There have been few Soweto derbies without the requisite pre-match hype and all-consuming expectation. Equally, there have been few that have lived up to all the fanfare. Most, certainly in the past decade, have been snore fests, which is born out by the statistics.
None of the last nine derbies between Kaizer Chiefs and Orlando Pirates has produced more than two goals and five of them have finished in draws.
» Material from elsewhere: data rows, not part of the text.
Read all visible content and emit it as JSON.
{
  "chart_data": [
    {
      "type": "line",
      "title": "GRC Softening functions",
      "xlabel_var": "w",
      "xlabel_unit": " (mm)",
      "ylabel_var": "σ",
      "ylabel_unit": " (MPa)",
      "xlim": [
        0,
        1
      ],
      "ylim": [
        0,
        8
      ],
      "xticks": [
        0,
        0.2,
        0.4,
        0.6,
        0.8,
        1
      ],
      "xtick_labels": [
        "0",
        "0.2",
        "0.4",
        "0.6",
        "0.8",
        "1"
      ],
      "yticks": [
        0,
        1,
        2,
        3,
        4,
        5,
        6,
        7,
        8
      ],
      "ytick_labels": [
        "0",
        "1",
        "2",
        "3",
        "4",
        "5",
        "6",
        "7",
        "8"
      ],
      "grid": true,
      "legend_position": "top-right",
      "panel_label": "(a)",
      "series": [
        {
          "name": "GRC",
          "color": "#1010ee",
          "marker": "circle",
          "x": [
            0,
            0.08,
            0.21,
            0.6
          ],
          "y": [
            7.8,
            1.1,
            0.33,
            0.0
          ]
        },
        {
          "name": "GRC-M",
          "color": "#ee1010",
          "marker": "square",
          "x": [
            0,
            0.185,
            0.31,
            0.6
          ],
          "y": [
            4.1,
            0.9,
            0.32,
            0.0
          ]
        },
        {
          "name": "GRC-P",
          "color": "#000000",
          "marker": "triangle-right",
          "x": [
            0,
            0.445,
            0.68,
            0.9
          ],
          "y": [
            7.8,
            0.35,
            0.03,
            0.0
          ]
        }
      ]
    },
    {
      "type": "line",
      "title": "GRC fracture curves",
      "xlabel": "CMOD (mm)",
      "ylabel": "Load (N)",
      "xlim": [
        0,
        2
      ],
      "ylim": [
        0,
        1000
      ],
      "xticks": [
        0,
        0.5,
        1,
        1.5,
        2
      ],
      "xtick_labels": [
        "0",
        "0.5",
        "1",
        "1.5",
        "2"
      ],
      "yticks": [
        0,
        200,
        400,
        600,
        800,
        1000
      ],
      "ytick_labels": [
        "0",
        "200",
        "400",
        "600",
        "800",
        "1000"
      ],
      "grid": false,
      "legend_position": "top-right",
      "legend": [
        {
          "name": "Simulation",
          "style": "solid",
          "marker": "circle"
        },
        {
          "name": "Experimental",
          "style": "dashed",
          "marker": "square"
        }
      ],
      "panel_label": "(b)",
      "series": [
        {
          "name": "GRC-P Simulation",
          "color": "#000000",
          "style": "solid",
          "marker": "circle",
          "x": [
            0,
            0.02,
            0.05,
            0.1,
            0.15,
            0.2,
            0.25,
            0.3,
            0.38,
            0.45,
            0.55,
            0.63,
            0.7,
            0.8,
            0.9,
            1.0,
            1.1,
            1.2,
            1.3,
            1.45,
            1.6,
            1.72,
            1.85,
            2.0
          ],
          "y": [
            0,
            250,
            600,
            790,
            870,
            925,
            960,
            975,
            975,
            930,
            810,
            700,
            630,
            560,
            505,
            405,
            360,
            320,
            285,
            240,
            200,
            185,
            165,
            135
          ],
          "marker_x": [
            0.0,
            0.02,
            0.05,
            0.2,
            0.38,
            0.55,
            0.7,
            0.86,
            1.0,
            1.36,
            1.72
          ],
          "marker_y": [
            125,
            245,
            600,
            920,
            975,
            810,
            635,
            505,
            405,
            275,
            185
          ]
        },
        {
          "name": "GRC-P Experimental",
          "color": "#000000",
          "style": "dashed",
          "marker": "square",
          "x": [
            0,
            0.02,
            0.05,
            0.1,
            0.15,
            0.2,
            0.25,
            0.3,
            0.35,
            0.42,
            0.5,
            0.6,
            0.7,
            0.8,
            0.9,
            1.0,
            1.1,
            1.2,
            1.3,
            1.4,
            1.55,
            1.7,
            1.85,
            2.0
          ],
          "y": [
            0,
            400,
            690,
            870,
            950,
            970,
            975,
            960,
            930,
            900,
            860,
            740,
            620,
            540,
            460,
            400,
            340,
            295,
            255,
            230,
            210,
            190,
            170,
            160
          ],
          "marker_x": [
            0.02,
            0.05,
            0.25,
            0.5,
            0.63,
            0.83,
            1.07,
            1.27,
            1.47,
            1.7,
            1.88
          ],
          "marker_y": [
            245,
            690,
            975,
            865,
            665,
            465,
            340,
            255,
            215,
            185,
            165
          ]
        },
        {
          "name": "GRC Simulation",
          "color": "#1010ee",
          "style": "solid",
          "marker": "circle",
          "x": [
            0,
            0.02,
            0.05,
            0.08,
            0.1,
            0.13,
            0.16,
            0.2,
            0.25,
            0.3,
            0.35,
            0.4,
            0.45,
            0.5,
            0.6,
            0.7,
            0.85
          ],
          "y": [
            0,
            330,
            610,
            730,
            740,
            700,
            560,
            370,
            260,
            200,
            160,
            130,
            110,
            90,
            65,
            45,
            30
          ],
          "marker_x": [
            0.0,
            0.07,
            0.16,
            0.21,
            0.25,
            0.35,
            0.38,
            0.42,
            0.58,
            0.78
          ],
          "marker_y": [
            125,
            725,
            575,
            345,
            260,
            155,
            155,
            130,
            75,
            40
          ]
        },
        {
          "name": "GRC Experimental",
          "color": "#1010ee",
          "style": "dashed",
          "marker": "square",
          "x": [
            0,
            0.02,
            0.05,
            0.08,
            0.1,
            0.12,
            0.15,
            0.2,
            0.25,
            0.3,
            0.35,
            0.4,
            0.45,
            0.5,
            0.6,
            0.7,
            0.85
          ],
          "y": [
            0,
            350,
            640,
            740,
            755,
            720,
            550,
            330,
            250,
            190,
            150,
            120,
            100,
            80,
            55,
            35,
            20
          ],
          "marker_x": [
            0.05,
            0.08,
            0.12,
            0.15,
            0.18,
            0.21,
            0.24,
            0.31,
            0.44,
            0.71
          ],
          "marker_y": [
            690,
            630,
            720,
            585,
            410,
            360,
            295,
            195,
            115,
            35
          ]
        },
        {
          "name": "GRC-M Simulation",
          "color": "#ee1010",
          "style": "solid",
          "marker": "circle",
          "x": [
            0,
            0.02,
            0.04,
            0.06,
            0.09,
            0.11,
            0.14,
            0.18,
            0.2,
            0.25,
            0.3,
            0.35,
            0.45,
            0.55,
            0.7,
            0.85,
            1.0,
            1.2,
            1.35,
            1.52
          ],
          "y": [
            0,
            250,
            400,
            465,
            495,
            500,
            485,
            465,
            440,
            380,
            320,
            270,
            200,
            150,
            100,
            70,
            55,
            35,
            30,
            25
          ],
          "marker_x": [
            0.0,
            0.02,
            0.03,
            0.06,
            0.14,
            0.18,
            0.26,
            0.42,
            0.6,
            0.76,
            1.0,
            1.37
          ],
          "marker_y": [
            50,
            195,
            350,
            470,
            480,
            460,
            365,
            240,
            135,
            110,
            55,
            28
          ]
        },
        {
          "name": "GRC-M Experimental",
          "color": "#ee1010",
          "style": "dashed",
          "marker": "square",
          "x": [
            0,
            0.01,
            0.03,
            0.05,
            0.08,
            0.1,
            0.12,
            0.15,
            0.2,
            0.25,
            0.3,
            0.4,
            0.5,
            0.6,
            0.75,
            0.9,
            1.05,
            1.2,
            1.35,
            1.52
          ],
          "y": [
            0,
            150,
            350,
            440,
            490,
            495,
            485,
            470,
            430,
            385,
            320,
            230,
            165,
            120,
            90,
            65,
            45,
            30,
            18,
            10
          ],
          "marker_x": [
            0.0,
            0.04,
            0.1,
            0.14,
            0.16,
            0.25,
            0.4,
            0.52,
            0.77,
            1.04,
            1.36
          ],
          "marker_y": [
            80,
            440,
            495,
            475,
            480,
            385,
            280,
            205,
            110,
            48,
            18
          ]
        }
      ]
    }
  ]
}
But this Saturday has the potential to break the mould and finally deliver the kind of excitement the usually packed crowds seek.
Kaizer Chiefs will bring a new attacking approach, which has been missing in recent years, and Orlando Pirates are capable of either an emboldened showing or a limp concession – such has been the unpredictability they have achieved with markedly inconsistent form.
There is no doubt the upcoming African Confederation Cup weighs heavily on the Buccaneers, whose domestic league showings have been appalling but also find themselves in the semifinal of the Telkom Knockout.
Coach Eric Tinkler is living on borrowed time with a departure predicted for December after the conclusion of the pan-African campaign if he does not manage to turn around matters in domestic competition.
Pirates’ players look burnt out and the injury list is mounting as the exertions of balancing playing in continental competition with that of a tight Premier Soccer League schedule take their toll.
Injured midfield maestro Oupa Manyisa is unlikely to be back before the end of the year; goalkeeper Brighton Mhlongo is still weeks from making a return; Sifiso Myeni was hurt in a horror tackle last week; and Happy Jele went off in Wednesday night’s surprise home defeat to Lamontville Golden Arrows.
But, time after time, Pirates manage to rise above the setbacks and turn in a warrior-like performance. Increasingly, they seem to be saving it for the big occasions, as witnessed during the Confederation Cup campaign, and, after the misery of local results in recent weeks, are set for something heroic.
Chiefs start as favourites, buoyed by two wins in recent matches against Mpumalanga Black Aces (in both cup and league action), where Steve Komphela had his tactical acumen constantly tested by the machinations of opposition coach Muhsin Ertugral, and came up with a solution almost every time to ensure Chiefs won both times.
Komphela, since arriving at the start of the season, has struggled to effectively make the switch in Chiefs’ approach from the transitional, counterattacking game favoured by his predecessor Stuart Baxter to a much more expansive approach.
They have got the creation of goal-scoring chances spot on but have been let down by poor finishing and the occasional defensive muddle, although it must be added that no team has conceded as few goals so far this season as Chiefs.
Saturday at Soccer City therefore promises to be less cagey and shackled in comparison to previous clashes and might just provide a memorable afternoon’s entertainment.
It is to be followed by a second meeting next Saturday in the semifinal of the Telkom Knockout.
It is rare to have the Soweto derby on successive weekends and in austere economic climes presents a predicament for supporters who might only be able to watch one of the two.
History suggests the Cup clash will prove more attractive and could therefore pull spectators away from this Saturday’s clash.